Finding Volume and Surface Area
For a simple rectangular room, the main geometric inputs can be estimated with:
V = L \cdot W \cdot H
S = 2(LW + LH + WH)
If the room contains several materials, a surface-weighted average absorption coefficient is more accurate than guessing a single value:
\alpha_{avg} = \frac{\sum_{i=1}^{n} \alpha_i S_i}{\sum_{i=1}^{n} S_i}How the Inputs Affect Reverb Time
- Larger room volume increases RT60 because there is more air volume for sound energy to persist in.
- Higher absorption coefficient decreases RT60 because surfaces remove sound energy faster.
- Greater total absorbing surface area decreases RT60 when the average absorption remains the same.
- Hard, reflective finishes like concrete, glass, brick, and tile usually increase reverberation.
- Soft, porous finishes like carpet, acoustic panels, curtains, and upholstered seating usually reduce reverberation.
Example Calculation
If a room has a volume of 50 m³, an average absorption coefficient of 0.8, and a total surface area of 30 m², then:
RT60 = \frac{0.1611 \cdot 50}{0.8 \cdot 30}RT60 = \frac{8.055}{24} = 0.3356 \text{ s}A result of about 0.34 seconds indicates a fairly controlled and dry acoustic response with limited lingering reverberation.
Quick Interpretation Guide
| RT60 Range | General Sound Character | Common Use Cases |
|---|---|---|
| Below 0.3 s | Very dry, tight, highly controlled | Voice booths, isolation spaces, close-mic work |
| 0.3 to 0.6 s | Clear, focused, good speech intelligibility | Studios, offices, classrooms, conference rooms |
| 0.6 to 1.2 s | Natural, moderately live | Living rooms, rehearsal rooms, small venues |
| Above 1.2 s | Live, spacious, more wash and persistence | Halls, sanctuaries, large open interior spaces |
Common Input Mistakes
- Leaving out the ceiling or floor when calculating total surface area.

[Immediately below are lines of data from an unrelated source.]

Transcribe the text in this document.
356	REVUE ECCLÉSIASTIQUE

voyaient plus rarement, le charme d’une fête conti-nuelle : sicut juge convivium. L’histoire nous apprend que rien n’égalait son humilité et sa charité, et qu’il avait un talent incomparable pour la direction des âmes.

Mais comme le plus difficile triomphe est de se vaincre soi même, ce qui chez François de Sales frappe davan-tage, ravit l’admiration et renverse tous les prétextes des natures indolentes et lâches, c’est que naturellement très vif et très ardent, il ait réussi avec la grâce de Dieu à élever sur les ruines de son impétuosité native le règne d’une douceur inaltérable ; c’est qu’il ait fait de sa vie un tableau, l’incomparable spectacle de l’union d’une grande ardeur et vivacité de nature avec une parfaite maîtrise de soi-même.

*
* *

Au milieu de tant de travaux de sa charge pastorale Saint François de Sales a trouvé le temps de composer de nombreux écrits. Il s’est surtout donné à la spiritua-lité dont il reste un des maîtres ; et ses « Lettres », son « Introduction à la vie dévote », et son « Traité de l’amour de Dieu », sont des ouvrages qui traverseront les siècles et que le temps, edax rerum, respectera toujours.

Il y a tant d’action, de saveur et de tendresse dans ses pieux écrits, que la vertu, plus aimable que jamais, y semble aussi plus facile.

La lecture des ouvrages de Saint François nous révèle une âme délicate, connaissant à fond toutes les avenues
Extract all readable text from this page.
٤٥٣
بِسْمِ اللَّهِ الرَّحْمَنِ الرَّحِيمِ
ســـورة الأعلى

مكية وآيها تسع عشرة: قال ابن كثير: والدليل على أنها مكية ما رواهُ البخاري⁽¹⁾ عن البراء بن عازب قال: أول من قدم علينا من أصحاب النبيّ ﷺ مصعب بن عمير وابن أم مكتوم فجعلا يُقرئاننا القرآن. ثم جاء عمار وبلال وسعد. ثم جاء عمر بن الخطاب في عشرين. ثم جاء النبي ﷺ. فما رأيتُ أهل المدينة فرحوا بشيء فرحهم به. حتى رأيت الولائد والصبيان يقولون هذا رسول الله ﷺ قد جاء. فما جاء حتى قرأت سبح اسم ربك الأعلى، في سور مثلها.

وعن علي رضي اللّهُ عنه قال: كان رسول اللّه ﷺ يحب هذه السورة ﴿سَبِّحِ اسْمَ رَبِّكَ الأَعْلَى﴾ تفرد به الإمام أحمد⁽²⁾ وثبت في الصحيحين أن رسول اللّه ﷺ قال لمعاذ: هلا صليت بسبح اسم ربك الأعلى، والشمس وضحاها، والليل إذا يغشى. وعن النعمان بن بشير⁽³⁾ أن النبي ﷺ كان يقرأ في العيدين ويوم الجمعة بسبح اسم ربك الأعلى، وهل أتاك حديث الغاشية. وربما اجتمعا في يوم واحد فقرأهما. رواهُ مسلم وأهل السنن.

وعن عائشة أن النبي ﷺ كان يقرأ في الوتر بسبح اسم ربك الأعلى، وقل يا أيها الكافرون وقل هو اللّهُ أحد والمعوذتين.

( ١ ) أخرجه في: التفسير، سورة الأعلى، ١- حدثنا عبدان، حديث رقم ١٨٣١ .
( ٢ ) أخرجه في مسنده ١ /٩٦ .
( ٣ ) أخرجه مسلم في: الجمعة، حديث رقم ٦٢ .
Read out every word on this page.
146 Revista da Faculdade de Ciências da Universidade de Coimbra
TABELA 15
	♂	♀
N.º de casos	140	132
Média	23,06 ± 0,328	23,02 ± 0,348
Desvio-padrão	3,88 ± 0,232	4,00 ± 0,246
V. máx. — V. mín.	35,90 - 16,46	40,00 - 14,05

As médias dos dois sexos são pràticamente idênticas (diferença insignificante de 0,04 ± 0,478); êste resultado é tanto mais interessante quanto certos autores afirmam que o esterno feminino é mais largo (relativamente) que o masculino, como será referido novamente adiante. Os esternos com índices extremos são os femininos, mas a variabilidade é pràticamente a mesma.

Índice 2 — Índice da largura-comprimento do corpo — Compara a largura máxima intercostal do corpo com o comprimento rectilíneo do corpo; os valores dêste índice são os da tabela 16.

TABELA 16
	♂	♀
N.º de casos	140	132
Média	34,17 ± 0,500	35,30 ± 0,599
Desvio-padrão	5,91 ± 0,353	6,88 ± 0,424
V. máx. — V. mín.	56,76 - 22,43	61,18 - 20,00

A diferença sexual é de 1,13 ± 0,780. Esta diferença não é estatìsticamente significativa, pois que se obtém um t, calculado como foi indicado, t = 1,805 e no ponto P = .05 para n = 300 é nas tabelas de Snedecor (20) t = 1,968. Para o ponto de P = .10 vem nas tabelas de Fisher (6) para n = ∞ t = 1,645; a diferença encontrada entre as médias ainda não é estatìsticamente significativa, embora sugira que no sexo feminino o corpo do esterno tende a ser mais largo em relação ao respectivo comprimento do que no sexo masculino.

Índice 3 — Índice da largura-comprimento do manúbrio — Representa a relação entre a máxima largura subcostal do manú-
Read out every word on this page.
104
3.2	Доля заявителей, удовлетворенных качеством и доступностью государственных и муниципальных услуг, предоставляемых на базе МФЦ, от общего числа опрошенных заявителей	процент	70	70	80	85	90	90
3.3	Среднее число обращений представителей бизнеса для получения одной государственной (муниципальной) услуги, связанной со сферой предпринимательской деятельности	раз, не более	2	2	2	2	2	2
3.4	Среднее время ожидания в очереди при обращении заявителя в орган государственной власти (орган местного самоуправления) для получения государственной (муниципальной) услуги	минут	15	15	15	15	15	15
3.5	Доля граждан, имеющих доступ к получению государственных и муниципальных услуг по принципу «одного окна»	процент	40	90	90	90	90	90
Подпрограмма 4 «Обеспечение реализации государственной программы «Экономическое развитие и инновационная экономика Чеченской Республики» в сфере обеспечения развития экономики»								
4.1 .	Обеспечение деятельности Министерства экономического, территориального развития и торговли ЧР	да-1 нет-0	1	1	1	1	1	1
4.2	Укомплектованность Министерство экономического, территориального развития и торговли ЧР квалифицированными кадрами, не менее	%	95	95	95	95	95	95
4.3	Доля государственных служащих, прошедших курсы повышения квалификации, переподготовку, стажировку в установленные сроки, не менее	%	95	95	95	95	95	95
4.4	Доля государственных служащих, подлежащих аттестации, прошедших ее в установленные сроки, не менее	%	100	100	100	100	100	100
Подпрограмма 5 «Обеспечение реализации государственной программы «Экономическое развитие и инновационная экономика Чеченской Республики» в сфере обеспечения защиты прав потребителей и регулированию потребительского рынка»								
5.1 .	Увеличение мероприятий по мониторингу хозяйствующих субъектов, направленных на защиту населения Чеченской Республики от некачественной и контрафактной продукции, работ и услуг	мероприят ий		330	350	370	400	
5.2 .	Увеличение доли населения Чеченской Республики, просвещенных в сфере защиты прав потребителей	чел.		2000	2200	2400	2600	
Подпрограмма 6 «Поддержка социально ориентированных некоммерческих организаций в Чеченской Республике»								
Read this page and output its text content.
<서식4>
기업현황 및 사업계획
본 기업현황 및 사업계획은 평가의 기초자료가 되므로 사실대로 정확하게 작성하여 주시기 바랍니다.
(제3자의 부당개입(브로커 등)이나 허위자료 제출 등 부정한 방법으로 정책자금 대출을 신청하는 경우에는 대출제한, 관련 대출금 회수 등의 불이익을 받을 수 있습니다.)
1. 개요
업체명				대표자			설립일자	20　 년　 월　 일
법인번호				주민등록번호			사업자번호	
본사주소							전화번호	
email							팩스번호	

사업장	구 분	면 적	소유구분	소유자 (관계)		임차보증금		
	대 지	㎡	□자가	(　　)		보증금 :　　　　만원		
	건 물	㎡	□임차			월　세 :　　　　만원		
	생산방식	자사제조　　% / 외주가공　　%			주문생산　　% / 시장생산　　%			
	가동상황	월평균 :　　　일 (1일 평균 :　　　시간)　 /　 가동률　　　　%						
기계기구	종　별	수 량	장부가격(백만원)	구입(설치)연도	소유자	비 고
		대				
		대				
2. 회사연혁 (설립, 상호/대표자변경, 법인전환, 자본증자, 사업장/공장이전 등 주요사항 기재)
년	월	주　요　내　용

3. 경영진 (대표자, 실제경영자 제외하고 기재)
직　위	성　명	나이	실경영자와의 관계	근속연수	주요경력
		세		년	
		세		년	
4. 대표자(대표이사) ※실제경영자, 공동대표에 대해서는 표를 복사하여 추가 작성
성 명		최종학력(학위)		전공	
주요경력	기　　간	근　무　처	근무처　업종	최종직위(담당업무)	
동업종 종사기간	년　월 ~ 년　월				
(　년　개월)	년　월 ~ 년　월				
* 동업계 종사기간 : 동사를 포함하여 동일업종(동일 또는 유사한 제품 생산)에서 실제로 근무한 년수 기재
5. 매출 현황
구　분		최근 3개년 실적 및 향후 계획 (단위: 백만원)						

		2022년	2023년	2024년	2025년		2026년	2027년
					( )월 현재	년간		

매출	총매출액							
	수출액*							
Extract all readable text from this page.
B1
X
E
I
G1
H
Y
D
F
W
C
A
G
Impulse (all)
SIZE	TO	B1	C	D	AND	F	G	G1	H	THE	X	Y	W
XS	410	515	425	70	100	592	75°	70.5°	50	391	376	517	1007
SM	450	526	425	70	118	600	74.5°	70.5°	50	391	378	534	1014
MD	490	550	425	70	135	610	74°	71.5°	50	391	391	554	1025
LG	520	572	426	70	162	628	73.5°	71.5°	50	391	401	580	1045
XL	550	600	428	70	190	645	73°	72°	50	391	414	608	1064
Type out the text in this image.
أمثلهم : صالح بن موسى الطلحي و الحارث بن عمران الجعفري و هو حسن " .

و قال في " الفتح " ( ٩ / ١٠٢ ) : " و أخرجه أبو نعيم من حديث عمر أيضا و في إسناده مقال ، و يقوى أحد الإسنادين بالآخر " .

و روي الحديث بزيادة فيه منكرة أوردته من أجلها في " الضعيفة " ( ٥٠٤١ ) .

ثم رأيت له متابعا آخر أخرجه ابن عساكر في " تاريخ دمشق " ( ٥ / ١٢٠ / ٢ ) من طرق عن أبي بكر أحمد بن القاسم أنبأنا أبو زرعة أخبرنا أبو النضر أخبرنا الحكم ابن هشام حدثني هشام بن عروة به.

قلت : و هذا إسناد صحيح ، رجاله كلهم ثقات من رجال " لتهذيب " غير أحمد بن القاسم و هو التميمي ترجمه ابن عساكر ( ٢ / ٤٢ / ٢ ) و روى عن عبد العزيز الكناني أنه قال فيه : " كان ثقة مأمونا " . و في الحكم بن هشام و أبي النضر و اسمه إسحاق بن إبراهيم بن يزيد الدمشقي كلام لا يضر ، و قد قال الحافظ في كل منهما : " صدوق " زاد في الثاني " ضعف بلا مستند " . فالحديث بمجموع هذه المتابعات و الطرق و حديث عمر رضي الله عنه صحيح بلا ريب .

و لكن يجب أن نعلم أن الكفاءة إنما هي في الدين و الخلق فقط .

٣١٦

- Entering absorption as a percentage instead of a decimal value.
- Using a single material coefficient for a room that actually contains many different finishes.
- Mixing metric and imperial values in manual calculations.
- Assuming reverberation is identical at all frequencies; in reality, low, mid, and high frequencies can decay differently.
When This Estimate Works Best
This type of calculation is most useful for enclosed rooms where sound is reasonably diffuse and the goal is to estimate overall reverberation behavior. It is less precise in highly irregular spaces, extremely absorptive rooms, very small rooms with strong standing-wave effects, or environments dominated by discrete echoes rather than smooth decay.
Why RT60 Matters
Reverb decay directly affects speech clarity, musical warmth, recording quality, and listener comfort. A shorter RT60 usually improves articulation and control, while a longer RT60 tends to create a fuller and more spacious sound. The ideal target depends on whether the room is meant for speaking, mixing, practicing, worship, performance, or everyday listening.